宙組編 ’02.7月『ベルサイユの薔薇』

2001年7月、宙組東京宝塚公演『ベルサイユのばら』を観劇して、思う事

 

昔、私が観た印象では、『ベルバラ』とは、「こてこてした愛の物語だな」と思っていた。
しかし、今回の『フェルゼンとマリー・アントワネット編』は、はかなげな恋物語的印象が濃い。水面上の美しさと言うか、メルヘンチックなお菓子の国の物語、お姫様と王子様的な感じがする。場面、場面の美しさに目を見張るものがあり、良い意味での「これぞ少女歌劇!」と言う感じがした。

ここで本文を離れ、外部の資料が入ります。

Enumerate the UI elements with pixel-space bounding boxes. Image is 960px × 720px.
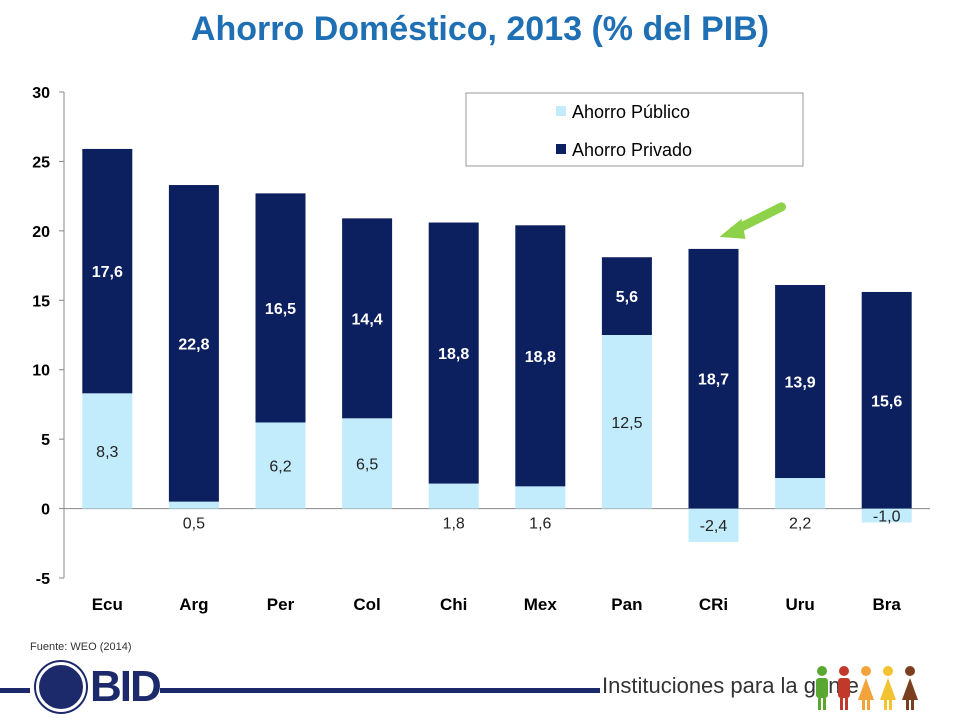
data-label-publico: -1,0: [873, 509, 901, 526]
y-tick-label: 10: [32, 363, 50, 380]
legend-label-publico: Ahorro Público: [572, 102, 690, 122]
data-label-publico: 2,2: [789, 516, 811, 533]
bar-ahorro-privado: [168, 185, 219, 502]
y-tick-label: 15: [32, 293, 50, 310]
bar-ahorro-publico: [861, 508, 912, 523]
data-label-privado: 14,4: [352, 311, 383, 328]
x-tick-label: Per: [267, 595, 295, 614]
bar-ahorro-privado: [342, 218, 393, 419]
bar-ahorro-privado: [515, 225, 566, 487]
data-label-privado: 22,8: [178, 336, 209, 353]
y-tick-label: 25: [32, 154, 50, 171]
stacked-bar-chart: -5 0 5 10 15 20 25 30 17,6 8,3 Ecu 22,8 0,5 Arg 16,5 6,…: [32, 85, 930, 614]
x-tick-label: Col: [353, 595, 380, 614]
legend-swatch-publico: [556, 106, 566, 116]
x-tick-label: Mex: [524, 595, 558, 614]
footer-divider: [160, 688, 600, 693]
data-label-publico: -2,4: [700, 518, 728, 535]
bar-ahorro-privado: [601, 257, 652, 335]
bar-ahorro-publico: [428, 483, 479, 509]
data-label-publico: 1,8: [443, 516, 465, 533]
y-tick-label: 0: [41, 502, 50, 519]
x-tick-label: Bra: [873, 595, 902, 614]
data-label-publico: 6,5: [356, 456, 378, 473]
footer-divider-left: [0, 688, 30, 693]
bar-ahorro-publico: [688, 508, 739, 542]
bar-ahorro-publico: [82, 393, 133, 509]
data-label-publico: 6,2: [269, 459, 291, 476]
logo-text: BID: [90, 662, 162, 711]
footer-bar: BID Instituciones para la gente: [0, 655, 960, 720]
data-label-privado: 18,8: [438, 346, 469, 363]
bar-ahorro-privado: [82, 148, 133, 394]
people-figures-icon: [816, 666, 918, 710]
x-tick-label: Chi: [440, 595, 467, 614]
y-tick-label: 20: [32, 224, 50, 241]
x-tick-label: Pan: [611, 595, 642, 614]
bar-ahorro-publico: [601, 335, 652, 509]
x-tick-label: Ecu: [92, 595, 123, 614]
data-label-privado: 15,6: [871, 393, 902, 410]
bar-ahorro-privado: [775, 285, 826, 479]
data-label-publico: 8,3: [96, 444, 118, 461]
bar-ahorro-publico: [255, 422, 306, 509]
y-tick-label: -5: [36, 571, 50, 588]
data-label-privado: 17,6: [92, 264, 123, 281]
highlight-arrow-head: [719, 218, 746, 239]
legend-label-privado: Ahorro Privado: [572, 140, 692, 160]
bar-ahorro-publico: [168, 501, 219, 509]
legend-swatch-privado: [556, 144, 566, 154]
data-label-privado: 18,7: [698, 372, 729, 389]
bid-logo: BID: [36, 659, 162, 715]
bar-ahorro-privado: [861, 291, 912, 509]
globe-logo-icon: [36, 662, 86, 712]
bar-ahorro-publico: [515, 486, 566, 509]
source-note: Fuente: WEO (2014): [30, 641, 132, 653]
data-label-privado: 16,5: [265, 301, 296, 318]
data-label-publico: 1,6: [529, 516, 551, 533]
data-label-privado: 13,9: [785, 375, 816, 392]
bar-ahorro-privado: [688, 248, 739, 509]
x-tick-label: Uru: [785, 595, 814, 614]
x-tick-label: Arg: [179, 595, 208, 614]
y-tick-label: 30: [32, 85, 50, 102]
legend-box: [465, 92, 804, 167]
data-label-publico: 0,5: [183, 516, 205, 533]
bar-ahorro-privado: [428, 222, 479, 484]
data-label-privado: 18,8: [525, 349, 556, 366]
bar-ahorro-publico: [342, 418, 393, 509]
data-label-publico: 12,5: [611, 415, 642, 432]
y-tick-label: 5: [41, 432, 50, 449]
data-label-privado: 5,6: [616, 289, 638, 306]
chart-title: Ahorro Doméstico, 2013 (% del PIB): [190, 10, 770, 48]
bar-ahorro-privado: [255, 193, 306, 423]
x-tick-label: CRi: [699, 595, 728, 614]
bar-ahorro-publico: [775, 478, 826, 509]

私が『ベルばら』の舞台を、生で観たのは、たったの4回である。
初めて観たのは、1979年、花組の地方特別公演で、我が地元にやって来た『アンドレとオスカル編』である。榛名由梨さんがアンドレだったような気がするが、配役はあまり覚えていない。
その10年後、1989年『フェルゼンとマリー・アントワネット編』が2度目の観劇で、星組の日向薫さんと毬藻えりさんの主演作品である。
そして、2001年、今回の宙組公演『フェルゼンとマリー・アントワネット編』が3度目となる。この公演は、幸運にもおまけが付き、もう1回観る事が出来て、加えて4回目となる。
あとは、テレビ中継や販売ビデオを観て、「ベルばら」の知識を得たと言う事になる。

つまりは、観る者の人生感や年齢、観劇の回数、演じる側によっても、受ける印象はずいぶんと違ってくるもの。そうした事を前提に、印象に残った所を、私なりに少し掻い摘んで、書いていきたいと思う。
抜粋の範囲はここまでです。